I recently spent some time traveling with my beautiful grandchildren. I can’t tell you how much I value getting to watch them play, laugh and learn. And, while I watch them grow and discover the world, I can’t help but think about the ways I can improve the world they will inherit.
That is one reason I am proud to call myself a Saluki. Our students’ commitment to environmental stewardship sets a high standard for the region and the country. We’ve earned a silver ranking from the Sustainability Tracking, Assessment & Rating System (STARS), and have numerous ongoing initiatives to improve that ranking. We’ve also been recognized as a Bicycle Friendly University by The League of American Bicyclists and have been designated as a Tree Campus USA by the Arbor Day Foundation.
In fact, many credit the late R. Buckminster Fuller, an SIU professor from 1959 to 1971, as the father of the modern sustainability movement. He published more than 30 books and lectured internationally but is perhaps best known for popularizing the geodesic dome.
Sustainability has long been a personal and professional interest. In fact, it was was a focus of the research we did at the Ingenuity Lab affiliated with the University of Alberta, my previous academic home. I’m pleased to see it front and center at SIU, as well.
Putting our money where our mouth is
Salukis don’t just talk the talk when it comes to sustainability. In 2009, students came forward to request the university create a new fund to help develop green initiatives. The result was the $10 Green Fee, which feeds the Green Fund. The fund in turn awards grants to support proposals that address the three pillars of sustainability (environmental health, social equity and economic prosperity) on campus.
More than $2.1 million has been allocated already in support of 169 diverse sustainability projects, and the Sustainability Council is now accepting proposals for a new round of grants, which will be announced in April. The deadline for proposals is March 1.
Sustainability in action
The projects supported by the Green Fund have had an impact across SIU campus. Many of these projects involve students, giving them real-world experience, and require collaboration from programs across campus.
Here are just a few of the many examples:
Salukis have kept approximately 1 million plastic bottles from landfills by using refill stations across campus, and worked with AIGA, a professional student design Registered Student Organization, to create signage to better communicate what is and what is not recyclable at our campus recycling stations.
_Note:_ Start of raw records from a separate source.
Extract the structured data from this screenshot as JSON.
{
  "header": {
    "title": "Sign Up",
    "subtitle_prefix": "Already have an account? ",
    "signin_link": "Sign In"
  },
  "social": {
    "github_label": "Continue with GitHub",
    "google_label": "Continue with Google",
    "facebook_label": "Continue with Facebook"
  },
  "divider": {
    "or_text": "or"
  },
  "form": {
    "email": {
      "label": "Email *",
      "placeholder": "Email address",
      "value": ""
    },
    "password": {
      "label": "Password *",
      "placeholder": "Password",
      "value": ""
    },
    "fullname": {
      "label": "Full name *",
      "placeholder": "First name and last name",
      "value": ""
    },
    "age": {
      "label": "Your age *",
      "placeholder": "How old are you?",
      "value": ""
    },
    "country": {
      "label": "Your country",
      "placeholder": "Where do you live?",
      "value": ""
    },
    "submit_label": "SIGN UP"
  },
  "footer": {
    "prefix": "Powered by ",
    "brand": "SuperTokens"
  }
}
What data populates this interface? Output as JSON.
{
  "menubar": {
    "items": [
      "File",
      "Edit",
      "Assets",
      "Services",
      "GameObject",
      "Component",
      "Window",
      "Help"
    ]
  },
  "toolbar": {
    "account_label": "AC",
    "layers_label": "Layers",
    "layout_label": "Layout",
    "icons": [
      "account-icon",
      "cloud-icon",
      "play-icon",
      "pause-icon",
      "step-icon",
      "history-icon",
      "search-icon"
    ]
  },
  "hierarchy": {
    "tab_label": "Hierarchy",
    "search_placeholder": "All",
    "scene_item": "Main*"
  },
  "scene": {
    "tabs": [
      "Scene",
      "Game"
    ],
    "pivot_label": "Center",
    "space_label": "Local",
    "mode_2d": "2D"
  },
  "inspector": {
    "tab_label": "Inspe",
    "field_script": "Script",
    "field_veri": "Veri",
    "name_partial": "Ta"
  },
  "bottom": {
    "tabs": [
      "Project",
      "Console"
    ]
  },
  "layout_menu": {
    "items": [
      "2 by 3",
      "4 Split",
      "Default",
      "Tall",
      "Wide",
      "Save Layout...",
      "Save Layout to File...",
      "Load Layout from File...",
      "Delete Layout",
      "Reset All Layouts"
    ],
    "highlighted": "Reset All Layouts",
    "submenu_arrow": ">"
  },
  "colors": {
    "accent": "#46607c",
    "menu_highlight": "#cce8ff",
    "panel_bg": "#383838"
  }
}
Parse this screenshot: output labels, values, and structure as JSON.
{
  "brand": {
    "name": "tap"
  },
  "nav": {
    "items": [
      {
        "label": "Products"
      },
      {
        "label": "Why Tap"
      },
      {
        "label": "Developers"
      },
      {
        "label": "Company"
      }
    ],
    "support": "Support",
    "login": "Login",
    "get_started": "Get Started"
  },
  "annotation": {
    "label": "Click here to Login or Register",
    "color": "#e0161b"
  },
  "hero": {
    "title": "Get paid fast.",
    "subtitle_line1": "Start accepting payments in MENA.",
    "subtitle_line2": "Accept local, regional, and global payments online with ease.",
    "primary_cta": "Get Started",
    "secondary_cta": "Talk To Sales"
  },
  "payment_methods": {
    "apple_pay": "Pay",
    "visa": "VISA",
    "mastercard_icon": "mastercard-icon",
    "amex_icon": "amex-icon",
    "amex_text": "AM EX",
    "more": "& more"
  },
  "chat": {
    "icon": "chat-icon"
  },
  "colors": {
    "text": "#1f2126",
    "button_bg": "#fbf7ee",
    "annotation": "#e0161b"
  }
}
The Green Fund has also brightened up the College of Agriculture building with a vertical garden that helps purify the air while using fewer resources than a typical garden. The Agriculture Building also hosts a green roof, which not only provides an excellent opportunity for hands-on research, but reduces heating and cooling costs and controls pollution from storm water runoff.
In the Department of Theater, the Green Fund helped with the installation of new lighting control consoles and LED light fixtures, which reduced energy usage for productions by 75 percent, and a new Steeldeck stage platform, which cuts down on the amount of lumber waste from theatrical sets. Both of these projects also give students the opportunity to develop their skills using industry-standard technology.
The university’s Physical Plant has chipped in by installing a 28kW photovoltaic solar array, installed more than 6,000 energy-efficient compact fluorescent bulbs, added LED lights to almost 1,000 exit signs, and upgraded old fluorescent lighting to more efficient technology in 82 buildings.
I could go on, but there are too many projects to fit into one blog. I encourage you to check out all of SIU’s sustainability program on the campus Sustainability website. They are truly a shining example of our commitment to environmental stewardship.
Salukis are digging in and getting involved in a number of ways. The Saluki Green Action Team — a collaborative group of students, faculty and staff — work to inform the SIU community about ways to measurably reduce our carbon footprint. Anyone can join for free.
SIU will also again be participating in the national RecycleMania competition and benchmarking event in February and March, joining other institutions of higher learning in reporting their recycling, composting and waste statistics for an eight-week period, with ranks determined accordingly. Our goal this year is to increase recycling and reduce waste.
First Friday Green Tours will also resume this spring, offering anyone the opportunity to tour campus and learn more about existing green projects and initiatives. Tours begin at noon on Feb. 2, March 2, April 6 and May 4 at the Innovation and Sustainability Hub, located in the Student Center.
A growing team
Geory Kurtzhals has been leading sustainability at SIU since the fall 2015 semester. During this time, the program has grown and SIU has received additional national recognition for its sustainability endeavors. This year, I am happy to welcome Karen Schauwecker, a 2015 SIU alumna with a master’s degree in geography and environmental resources. She is joining Geory’s team as our new sustainability program coordinator. After spending several years in agriculture education at the K-8 and university levels, Karen is returning to SIU.
There are also two new “Sustainability Fellows” on campus: Jesse Galaway, a senior mechanical engineering student from Monticello, Ill., and Samantha Griffin, a junior geography and environmental resources major from Chicago. These amazing students are gaining practical experience as they assist SIU’s Sustainability Office in supporting events and outreach, as well as recycling and other initiatives, and working to improve the campus-wide STARS sustainability score.